With all that said, here are my rules for break-ups:

* First, and most importantly, there was something there in the first place or you wouldn't have dated. If there was enough there to date, then there is easily enough there to be friends.
* Second, and just slightly less important than the first, MOVE ON!!! It is over, done, concluded, finished, complete, kaput; whatever word hits home for you. A wise man once said, "Remember what you learned from the past, and apply it to the problems in front of you, BUT don't look back. Not only does it hurt your neck, but it takes your eyes off the problems in front of you. Failure to do so just causes you to fall, and that hurts more than just your neck."
* Third, do not... I repeat, DO NOT make your dirty laundry public unless you want some criticism. The number one rule of politics, which is the professional version of drama, is that you don't attack an opponent unless you know what his/her next move is going to be. If your ex has a lot of support and backing, it is not the best idea to go around hanging up the metaphorical "dirty laundry." Not only does it blow up in your face but doesn't help build a relationship with the ex.
* Fourth, if you are not either of the parties that were in the relationship then BACK OFF. Please, take the time to support your friend in his/her loss but keep it at that. How can we ever expect a civil conclusion to the relationship and the start of a friendship if both sides have people throwing mud? It doesn't work and just causes hell, of which we have more than enough to deal with in this time and day already. Instead of picking up a mud pie, help him/her build a relationship with the other individual, because that truly is the best way to fix the problem.

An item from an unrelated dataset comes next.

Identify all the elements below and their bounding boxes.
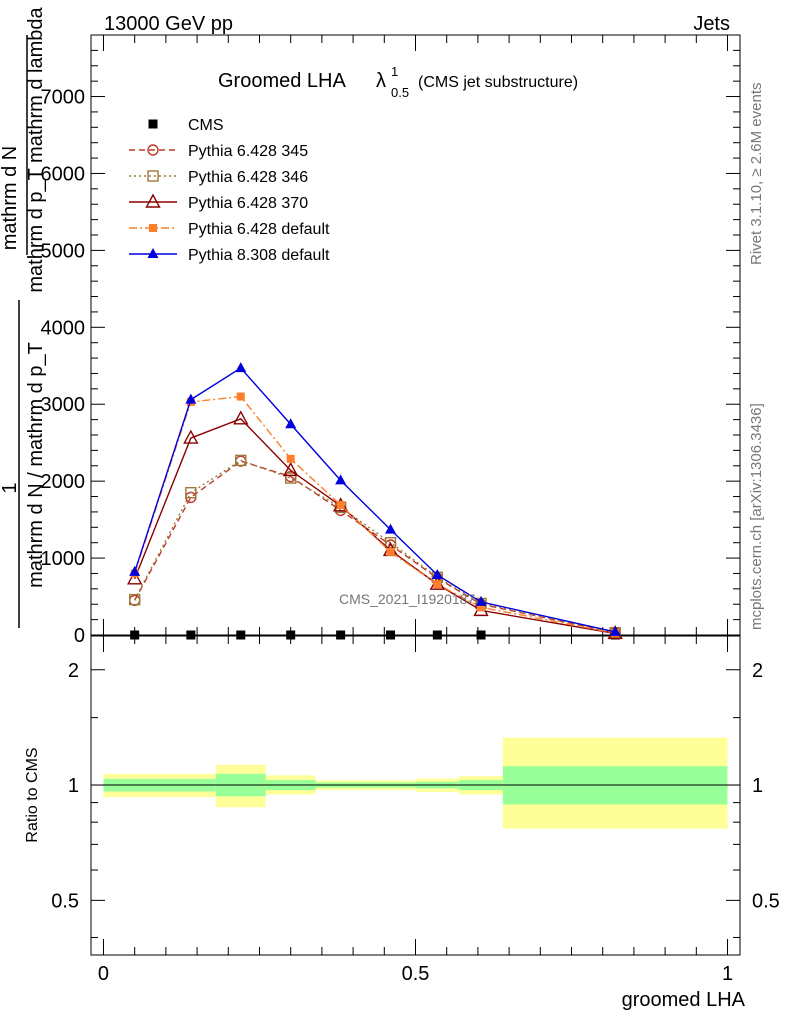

Now as I said, I have seen recent break-ups handled in two totally opposite ways. One involved the breaking of every guideline mentioned above by either a previous member of the relationship or a friend of one of the ex-s (grammar check). I am friends with both of the parties of this unfortunate incident and have taken a neutral stance in supporting both, BUT it is very difficult when neither side of the problem can seem to put down the mud and just get along. It really isn't that hard people. The other relationship concluded with the couple just as hurt and broken as the aforementioned relationship, BUT this couple is on talking terms and as friends. They were able to do this because they have an understanding that while marriage is not on the table, friendship is. I hope this helps in any break-ups that occur in the future and that we can all learn from recent events.